Elisa (Sally Hawking) mieszka nad starym kinem, które traci widownię na rzecz telewizji. Nocami jako sprzątaczka pracuje w laboratorium, gdzie trafia dziwny, wodny potwór. A naukowcy zrobią wszystko, by odkryć jego tajemne moce. Ale przede wszystkim zachować swoje znalezisko w tajemnicy przed Sowietami w samym środku zimnej wojny. Niema kobieta szybko zaprzyjaźnią się z kreaturą i między nimi rodzi się prawdziwe uczucie. Kiedy jej nowa miłość znajdzie się w niebezpieczeństwie, kobieta zdecyduje się na pierwszy ważny akt odwagi.
Del Toro angażuje odmieńców – niemowę, gej i dziwne stworzenie, którzy nie czują się komfortowo w społeczeństwie, aby ponownie pokazać strach i brak zrozumienia wobec nieznanego. Podobnie jak w Labiryncie Fauna tworzy piękne, wizualne inscenizacje, w których brzydota i ułomności stają się unikatowym pięknem. To prawdziwy artystyczny popis magii kina, korzystającego z siły opowieści, w której efekty specjalne są sensualnym dopełnieniem. Sally Hawkins tworzy majstersztyk aktorski, operując jedynie mimiką i gestami. Jest enigmatyczna, delikatna i niezwykle kobieca, a przy tym uwodzi skromnością spojrzenia.
The Shape of Water niesie w sobie sceny perełki i gatunkowy miszmasz.
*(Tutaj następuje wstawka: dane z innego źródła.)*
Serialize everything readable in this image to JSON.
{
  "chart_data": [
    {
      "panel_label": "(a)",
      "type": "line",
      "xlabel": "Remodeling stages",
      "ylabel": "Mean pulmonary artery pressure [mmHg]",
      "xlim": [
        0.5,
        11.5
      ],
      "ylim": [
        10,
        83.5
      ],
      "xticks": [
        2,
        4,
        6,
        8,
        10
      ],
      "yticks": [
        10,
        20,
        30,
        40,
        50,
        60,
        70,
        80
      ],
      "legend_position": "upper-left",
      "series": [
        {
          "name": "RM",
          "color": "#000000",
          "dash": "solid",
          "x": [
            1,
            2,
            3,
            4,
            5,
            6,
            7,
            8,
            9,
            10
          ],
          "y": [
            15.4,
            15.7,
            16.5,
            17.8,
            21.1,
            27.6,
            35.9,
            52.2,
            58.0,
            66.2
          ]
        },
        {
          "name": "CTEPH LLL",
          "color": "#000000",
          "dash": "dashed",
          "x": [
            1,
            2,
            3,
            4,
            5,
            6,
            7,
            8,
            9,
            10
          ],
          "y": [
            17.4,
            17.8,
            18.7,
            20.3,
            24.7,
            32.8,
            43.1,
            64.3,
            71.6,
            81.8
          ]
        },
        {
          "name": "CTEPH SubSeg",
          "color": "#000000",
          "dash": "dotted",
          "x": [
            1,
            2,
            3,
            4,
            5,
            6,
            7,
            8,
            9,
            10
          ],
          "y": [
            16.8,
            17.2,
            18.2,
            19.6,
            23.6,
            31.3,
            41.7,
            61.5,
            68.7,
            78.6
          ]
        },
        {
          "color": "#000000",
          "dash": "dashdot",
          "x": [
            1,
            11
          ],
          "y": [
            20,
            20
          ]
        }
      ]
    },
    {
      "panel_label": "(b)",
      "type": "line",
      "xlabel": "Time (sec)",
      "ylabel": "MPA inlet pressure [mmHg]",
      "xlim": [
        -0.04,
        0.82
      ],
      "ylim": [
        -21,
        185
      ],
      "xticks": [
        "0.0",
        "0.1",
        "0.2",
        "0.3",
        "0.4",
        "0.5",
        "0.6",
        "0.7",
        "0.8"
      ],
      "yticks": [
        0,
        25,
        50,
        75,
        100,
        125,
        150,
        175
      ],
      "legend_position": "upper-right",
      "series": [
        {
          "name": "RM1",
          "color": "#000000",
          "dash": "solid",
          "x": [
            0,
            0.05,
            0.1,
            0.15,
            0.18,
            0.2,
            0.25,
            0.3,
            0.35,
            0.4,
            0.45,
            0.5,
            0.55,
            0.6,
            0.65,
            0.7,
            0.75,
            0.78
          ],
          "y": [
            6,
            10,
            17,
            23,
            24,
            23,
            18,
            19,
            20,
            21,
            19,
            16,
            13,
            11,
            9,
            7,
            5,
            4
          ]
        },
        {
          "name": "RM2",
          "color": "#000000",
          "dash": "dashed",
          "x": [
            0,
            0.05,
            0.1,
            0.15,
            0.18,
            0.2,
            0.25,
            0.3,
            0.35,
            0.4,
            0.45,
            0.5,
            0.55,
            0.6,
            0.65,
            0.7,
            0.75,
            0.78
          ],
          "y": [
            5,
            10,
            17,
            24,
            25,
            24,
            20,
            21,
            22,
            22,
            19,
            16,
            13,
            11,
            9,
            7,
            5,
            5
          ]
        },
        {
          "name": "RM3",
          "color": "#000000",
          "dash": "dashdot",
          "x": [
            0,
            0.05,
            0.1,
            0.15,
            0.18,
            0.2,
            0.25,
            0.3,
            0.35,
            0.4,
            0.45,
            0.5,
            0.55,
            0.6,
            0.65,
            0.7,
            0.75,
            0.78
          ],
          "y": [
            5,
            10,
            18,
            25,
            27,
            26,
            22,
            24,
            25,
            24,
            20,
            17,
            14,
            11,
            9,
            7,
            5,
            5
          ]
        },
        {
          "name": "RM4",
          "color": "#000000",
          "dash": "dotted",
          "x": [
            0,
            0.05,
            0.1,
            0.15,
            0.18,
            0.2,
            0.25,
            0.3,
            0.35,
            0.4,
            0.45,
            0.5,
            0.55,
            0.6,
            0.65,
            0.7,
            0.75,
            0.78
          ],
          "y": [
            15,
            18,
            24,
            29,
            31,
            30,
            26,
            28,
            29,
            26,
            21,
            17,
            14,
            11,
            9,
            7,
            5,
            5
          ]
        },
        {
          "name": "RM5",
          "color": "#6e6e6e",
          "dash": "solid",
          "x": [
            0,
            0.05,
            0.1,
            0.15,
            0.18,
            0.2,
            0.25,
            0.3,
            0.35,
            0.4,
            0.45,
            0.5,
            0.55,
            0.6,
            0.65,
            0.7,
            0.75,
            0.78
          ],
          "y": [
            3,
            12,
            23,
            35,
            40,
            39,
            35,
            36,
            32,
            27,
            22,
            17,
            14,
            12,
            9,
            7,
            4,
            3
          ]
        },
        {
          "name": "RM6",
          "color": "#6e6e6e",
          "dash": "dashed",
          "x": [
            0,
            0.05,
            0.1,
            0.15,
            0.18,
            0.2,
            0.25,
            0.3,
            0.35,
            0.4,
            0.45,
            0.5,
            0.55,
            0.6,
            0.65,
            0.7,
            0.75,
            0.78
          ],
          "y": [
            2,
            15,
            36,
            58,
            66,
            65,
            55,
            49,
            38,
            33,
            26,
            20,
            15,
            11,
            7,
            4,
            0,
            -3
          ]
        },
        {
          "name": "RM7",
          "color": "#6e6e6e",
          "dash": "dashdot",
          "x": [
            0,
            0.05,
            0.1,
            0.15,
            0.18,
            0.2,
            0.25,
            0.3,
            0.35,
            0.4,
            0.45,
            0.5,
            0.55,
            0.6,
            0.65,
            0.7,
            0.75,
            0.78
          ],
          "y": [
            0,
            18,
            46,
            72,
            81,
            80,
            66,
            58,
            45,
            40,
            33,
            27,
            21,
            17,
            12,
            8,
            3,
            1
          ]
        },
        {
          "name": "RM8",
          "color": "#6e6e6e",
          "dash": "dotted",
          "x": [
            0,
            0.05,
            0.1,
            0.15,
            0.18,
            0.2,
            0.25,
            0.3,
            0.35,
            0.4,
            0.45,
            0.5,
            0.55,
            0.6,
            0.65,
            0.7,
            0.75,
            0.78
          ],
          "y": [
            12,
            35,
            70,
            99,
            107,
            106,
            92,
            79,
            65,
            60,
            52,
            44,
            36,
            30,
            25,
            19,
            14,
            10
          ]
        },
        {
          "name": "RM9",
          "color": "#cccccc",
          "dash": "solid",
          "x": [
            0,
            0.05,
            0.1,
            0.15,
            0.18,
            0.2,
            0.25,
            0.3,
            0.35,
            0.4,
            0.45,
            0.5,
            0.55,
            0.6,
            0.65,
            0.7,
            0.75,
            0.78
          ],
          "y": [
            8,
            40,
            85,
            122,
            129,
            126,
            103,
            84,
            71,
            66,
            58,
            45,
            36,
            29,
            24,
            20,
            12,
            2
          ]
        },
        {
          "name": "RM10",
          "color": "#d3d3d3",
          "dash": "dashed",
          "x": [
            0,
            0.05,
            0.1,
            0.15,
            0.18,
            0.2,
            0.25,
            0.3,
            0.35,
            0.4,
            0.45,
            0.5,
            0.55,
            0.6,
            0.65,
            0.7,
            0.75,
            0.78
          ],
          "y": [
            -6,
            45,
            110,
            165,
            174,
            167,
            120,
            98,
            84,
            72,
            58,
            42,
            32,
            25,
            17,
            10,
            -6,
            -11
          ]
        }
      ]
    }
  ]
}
Romantyzm miesza się z nutką thrillera, a kino szpiegowskie przenika z brutalną przemocą – finałowa strzelanina przywodzi na myśl filmy Johna Woo. Del Toro opowiada też o przemianach, które zachodzą we współczesnym świecie – kino wieje pustkami, a plastyczne prace artysty tracą na rzecz szybszej i taniej fotografii. To reżyser, który potrafi zadziwiać, zaskakiwać i wciągać pod powierzchnię opowieści. Szczególnie wtedy, kiedy romantyzm kiczowatą laurką, ale prawdziwym porozumieniem dusz.
Film doskonale spełnia się jako przypowieść o akceptacji i odmienności, w której zachwyca subtelna Hawkins, rozdarty Jenkins i rozszalały Shannon. The Shape of Water jest niczym magiczny rejs po burzliwych wodach, gdzie na końcu wędrówki czeka słońce i ciepło filmowego spełnienia.